The incoherent whisper that epitomizes ‘messaging’ from the Obama Administration is profound political malpractice.  It would not be so remarkable if there were not, on the other side of things, a malignant political force that celebrates greed, ignorance and war.  That political force has already done near irreversible damage to the nation’s economy, its ecology and its culture.  Now, it promises to do much, much more.

The Obama Campaign had the GOP in full retreat in 2008. The opportunity was there, in the first months of a new administra­­tion, to seize the initiative­­­­, control the narrative and to compel a chastened Republican Party to do what had to be done to heal a nation scarred by years of misrule.  It was in those months that a victorious party abandoned the political battlefiel­­­­d to a tattered enemy and looked the other way as that enemy regrouped, refitted and rearmed.  There are, of course, historical parallels.

Emboldened by an adversary’s inattention, Republicans seized messaging control and took to the offense, convincing half the nation that radical spending cuts, massive tax breaks for the wealthy and lax regulation were the answers to the economic crisis.  The very extremist policies that blew the national economy apart. They hurled charges of Socialism, Fascism, Islamism, Kenyanism, Birtherism and every other ‘ism’ at a bemused president.

Brazen, incessant lying persuaded a bloated, imbecilic media that there must be truth in what was said.  Because lies must be truth when they are told with such gusto.  The people too have come to believe the lies … not only because they are told with shameless enthusiasm, but because no one from the opposing party seemed inclined or disposed to rebut them.  Lies unchallenged become truth.

While the presidential campaign may have ended in 2008, the political campaign was just beginning.  Political power, simply put, is the ability to influence others to do what you need them to do … allies, potential allies and enemies alike.  That does not happen by itself.  It happens through relentless educating, persuading and cajoling.   It happens by framing an argument and by characterizing an opponent.  A political campaign, like any other,  should be waged with dogged determination and ruthless efficiency. Concern for moral and ethical campaigning does not preclude aggression.

The political party with positive ideas and policy but no ability to advocate for them is as a body without a soul, an empty vessel.  It will inevitably lose its influence and soon thereafter lose its power.  More disturbing, it is a party contributing to the ignorance of the citizenry by passive acquiescence.

The Democratic Party has no apparent political arm tasked with aggressive messaging nor does it seem to have the stomach for it. The results have been galling … lukewarm and watered down initiatives (i.e. health care and financial reform) and a massive, unnecessar­­­­y electoral defeat in 2010. You see, bad politics inevitably end in bad policy and in lost elections.

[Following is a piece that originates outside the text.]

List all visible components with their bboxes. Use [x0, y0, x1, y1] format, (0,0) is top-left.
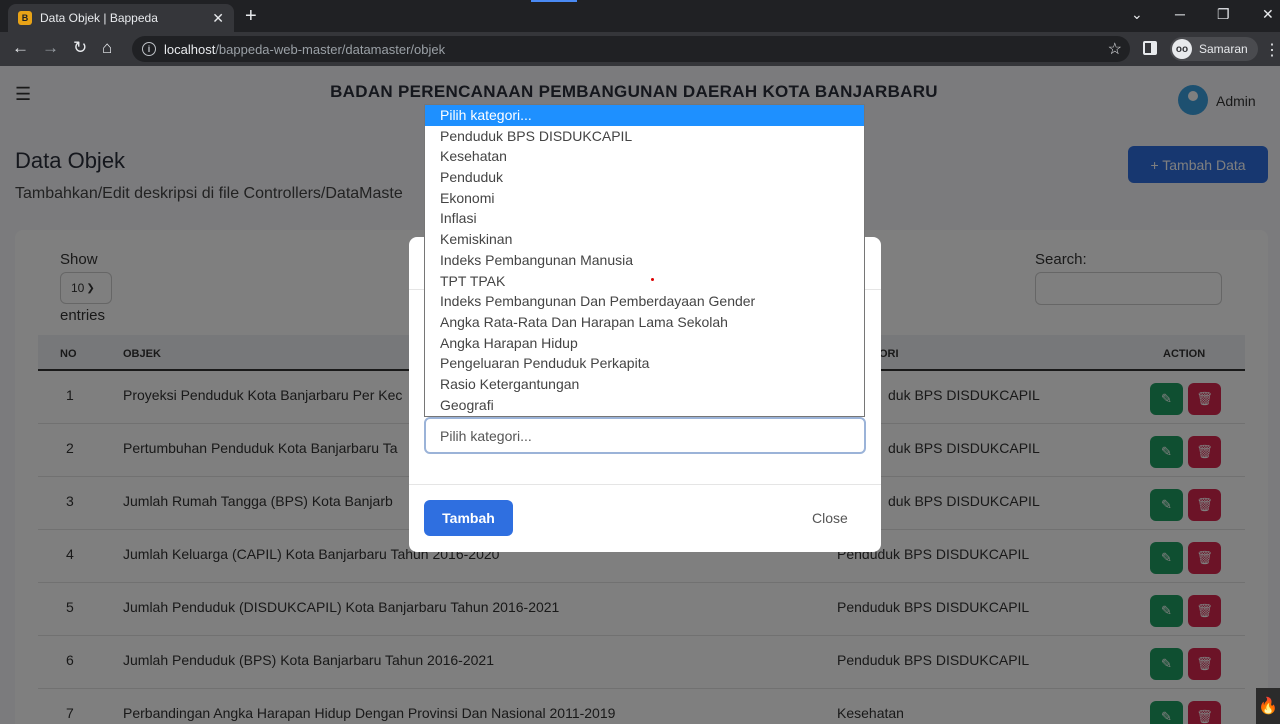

“Good policy leads to good politics”.  That sounds erudite Mr. President, but it is hopelessly naive.  One, of course, does not exist without the other.  If Democrats do not get the politics right soon, they can kiss their policies good bye.

It is a cruel irony that in America today there exists one party skilled in politics and wretched in government and another party skilled in government and wretched in politics.  Should this paradigm persist, some will surely wonder whether a third party should be born.